Access Token and Refresh Token Flow

Most simple login tutorials only return one JWT token.

It works, but it is not always ideal for real applications.

A better approach is to separate the token into two parts:

Access Token
Refresh Token

The access token is short-lived.

It is used to access protected APIs.

GET /api/profile
Authorization: Bearer access_token

Because the access token expires quickly, the damage is smaller if it gets stolen.

Example expiration:

Access token: 15 minutes

The refresh token is long-lived.

It is used only to request a new access token when the old one expires.

POST /auth/refresh
Cookie: refresh_token

Example expiration:

Refresh token: 7 days or 30 days

The important rule is simple:

Access token is for accessing APIs.
Refresh token is for getting new access tokens.

Login Flow

When the user logs in successfully, the server creates both tokens.

1. User sends email and password
2. Server validates the credentials
3. Server creates access token
4. Server creates refresh token
5. Server sends both tokens to the client

A common response:

JSON
{
  "accessToken": "short_lived_token"
}

And the refresh token is usually stored in an HTTP-only cookie:

Set-Cookie: refresh_token=long_lived_token;
HttpOnly;
Secure;
SameSite=Lax;

Why cookie?

Because JavaScript cannot read an HTTP-only cookie.

That makes it safer than storing refresh tokens in localStorage.


Accessing Protected API

When the frontend wants to access private data, it sends the access token.

GET /api/me
Authorization: Bearer access_token

The backend checks:

Is the access token valid?
Is it expired?
Does the user still exist?

If valid, the request continues.

If expired, the API returns:

JSON
{
  "message": "Access token expired"
}

Refresh Flow

When the access token expires, the frontend calls the refresh endpoint.

POST /auth/refresh

The backend reads the refresh token from the HTTP-only cookie.

Then it checks the database.

Find refresh token in database
Check if token is valid
Check if token is not expired
Check if token is not revoked
Create new access token

Then the server returns a new access token.

JSON
{
  "accessToken": "new_short_lived_token"
}

The user stays logged in without entering email and password again.

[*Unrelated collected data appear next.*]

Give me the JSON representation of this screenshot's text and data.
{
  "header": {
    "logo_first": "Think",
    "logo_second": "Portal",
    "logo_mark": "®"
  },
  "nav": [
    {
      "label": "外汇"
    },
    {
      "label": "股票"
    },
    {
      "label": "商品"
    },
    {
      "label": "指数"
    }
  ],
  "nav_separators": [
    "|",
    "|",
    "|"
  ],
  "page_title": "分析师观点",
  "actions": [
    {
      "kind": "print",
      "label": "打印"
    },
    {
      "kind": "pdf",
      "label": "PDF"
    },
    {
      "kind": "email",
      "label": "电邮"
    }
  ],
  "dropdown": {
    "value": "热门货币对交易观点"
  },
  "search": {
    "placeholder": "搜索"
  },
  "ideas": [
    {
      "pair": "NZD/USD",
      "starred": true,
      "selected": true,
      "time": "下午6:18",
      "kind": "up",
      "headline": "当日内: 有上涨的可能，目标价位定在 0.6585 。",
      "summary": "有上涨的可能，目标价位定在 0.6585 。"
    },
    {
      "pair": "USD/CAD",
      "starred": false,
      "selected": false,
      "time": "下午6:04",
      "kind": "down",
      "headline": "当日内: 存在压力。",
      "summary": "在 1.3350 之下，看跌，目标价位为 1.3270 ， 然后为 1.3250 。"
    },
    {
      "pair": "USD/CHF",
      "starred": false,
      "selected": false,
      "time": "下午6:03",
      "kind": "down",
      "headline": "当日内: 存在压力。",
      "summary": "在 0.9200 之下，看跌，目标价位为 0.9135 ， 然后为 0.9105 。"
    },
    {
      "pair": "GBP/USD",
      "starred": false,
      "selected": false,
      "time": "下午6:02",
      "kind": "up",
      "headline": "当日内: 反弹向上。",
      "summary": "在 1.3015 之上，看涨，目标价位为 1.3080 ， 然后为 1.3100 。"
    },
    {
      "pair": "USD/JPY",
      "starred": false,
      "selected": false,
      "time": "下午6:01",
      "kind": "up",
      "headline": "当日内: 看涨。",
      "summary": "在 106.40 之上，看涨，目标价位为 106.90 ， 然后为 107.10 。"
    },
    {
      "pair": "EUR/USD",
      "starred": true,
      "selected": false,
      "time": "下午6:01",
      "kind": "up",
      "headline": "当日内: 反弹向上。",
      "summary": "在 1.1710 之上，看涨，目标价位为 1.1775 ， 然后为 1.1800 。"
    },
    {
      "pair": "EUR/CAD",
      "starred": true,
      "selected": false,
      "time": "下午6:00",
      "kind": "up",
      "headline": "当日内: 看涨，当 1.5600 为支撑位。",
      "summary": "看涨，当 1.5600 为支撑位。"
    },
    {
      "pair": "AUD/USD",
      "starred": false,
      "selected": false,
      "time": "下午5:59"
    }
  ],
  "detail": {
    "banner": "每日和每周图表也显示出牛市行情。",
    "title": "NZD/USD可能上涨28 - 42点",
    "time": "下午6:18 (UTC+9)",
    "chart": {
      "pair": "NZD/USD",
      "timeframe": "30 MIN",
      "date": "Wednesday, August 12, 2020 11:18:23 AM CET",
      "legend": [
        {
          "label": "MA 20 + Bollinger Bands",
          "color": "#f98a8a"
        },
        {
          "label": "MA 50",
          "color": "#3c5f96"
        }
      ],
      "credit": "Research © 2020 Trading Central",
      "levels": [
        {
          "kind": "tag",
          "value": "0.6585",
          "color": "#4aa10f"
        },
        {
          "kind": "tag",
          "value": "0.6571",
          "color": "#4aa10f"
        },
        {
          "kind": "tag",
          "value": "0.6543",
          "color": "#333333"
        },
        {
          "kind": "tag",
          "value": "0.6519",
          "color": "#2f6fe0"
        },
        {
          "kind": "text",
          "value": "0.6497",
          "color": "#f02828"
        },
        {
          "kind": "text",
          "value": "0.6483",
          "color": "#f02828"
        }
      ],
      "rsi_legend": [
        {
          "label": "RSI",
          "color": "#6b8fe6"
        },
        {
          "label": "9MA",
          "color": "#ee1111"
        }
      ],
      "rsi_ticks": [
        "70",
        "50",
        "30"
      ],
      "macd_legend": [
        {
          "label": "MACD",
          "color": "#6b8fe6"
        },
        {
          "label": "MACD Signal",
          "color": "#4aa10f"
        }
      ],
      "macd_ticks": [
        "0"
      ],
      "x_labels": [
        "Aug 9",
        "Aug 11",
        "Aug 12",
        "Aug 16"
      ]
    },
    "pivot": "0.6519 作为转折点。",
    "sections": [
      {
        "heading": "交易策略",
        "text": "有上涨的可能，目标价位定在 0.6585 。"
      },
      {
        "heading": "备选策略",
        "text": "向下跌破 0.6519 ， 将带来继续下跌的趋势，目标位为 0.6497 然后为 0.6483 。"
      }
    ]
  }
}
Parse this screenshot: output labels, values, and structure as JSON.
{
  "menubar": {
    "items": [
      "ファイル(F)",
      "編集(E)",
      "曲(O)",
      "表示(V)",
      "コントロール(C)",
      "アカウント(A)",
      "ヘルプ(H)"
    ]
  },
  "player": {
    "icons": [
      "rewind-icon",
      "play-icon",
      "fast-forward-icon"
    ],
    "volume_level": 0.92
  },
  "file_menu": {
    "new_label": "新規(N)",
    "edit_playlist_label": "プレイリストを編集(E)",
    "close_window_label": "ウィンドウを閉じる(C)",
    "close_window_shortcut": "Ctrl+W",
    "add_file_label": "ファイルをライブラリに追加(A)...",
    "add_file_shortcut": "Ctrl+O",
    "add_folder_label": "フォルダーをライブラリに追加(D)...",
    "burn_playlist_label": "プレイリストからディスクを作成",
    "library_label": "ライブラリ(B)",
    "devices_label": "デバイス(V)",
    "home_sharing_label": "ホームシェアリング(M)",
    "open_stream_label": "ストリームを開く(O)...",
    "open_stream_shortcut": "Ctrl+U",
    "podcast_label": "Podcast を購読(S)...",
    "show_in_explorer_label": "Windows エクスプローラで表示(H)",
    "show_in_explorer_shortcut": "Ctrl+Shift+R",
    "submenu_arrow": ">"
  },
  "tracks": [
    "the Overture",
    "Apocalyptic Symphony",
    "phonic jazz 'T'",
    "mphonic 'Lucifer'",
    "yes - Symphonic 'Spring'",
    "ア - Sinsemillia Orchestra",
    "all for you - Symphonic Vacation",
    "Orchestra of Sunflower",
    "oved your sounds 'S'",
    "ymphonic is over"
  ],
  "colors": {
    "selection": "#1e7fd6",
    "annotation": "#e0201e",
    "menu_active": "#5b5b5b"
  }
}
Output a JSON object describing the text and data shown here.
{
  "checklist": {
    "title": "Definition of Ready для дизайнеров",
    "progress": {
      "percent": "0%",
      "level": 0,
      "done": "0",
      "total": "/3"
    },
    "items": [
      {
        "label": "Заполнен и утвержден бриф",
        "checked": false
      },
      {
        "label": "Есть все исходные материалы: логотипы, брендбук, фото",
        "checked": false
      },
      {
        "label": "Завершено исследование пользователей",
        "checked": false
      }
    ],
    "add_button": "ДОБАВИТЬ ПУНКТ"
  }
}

Why Store Refresh Token in Database?

Refresh tokens should be stored in the database so they can be revoked.

For example:

User logout
Password changed
Token stolen
Device removed
Admin disables account

If refresh token only exists as a JWT and is never stored, it becomes harder to revoke.

A better structure:

refresh_tokens
- id
- user_id
- token_hash
- expires_at
- revoked_at
- created_at

Do not store the raw refresh token.

Store the hashed version.

Raw token goes to client.
Hashed token goes to database.

So if the database leaks, the real refresh token is not directly exposed.


Logout Flow

Logout should not only delete the token from the frontend.

The backend should also revoke the refresh token.

1. User clicks logout
2. Frontend calls /auth/logout
3. Backend revokes refresh token in database
4. Backend clears refresh token cookie
5. User is logged out

Example response behavior:

Set-Cookie: refresh_token=; Max-Age=0

After logout, the old refresh token cannot be used again.


Simple Mental Model

Access token:
Short life
Used often
Sent to APIs
Not stored in database usually

Refresh token:
Long life
Used rarely
Used only to refresh access token
Stored hashed in database
Can be revoked

The most important part:

Access token gives access.
Refresh token keeps the session alive.

This separation makes authentication safer and easier to control.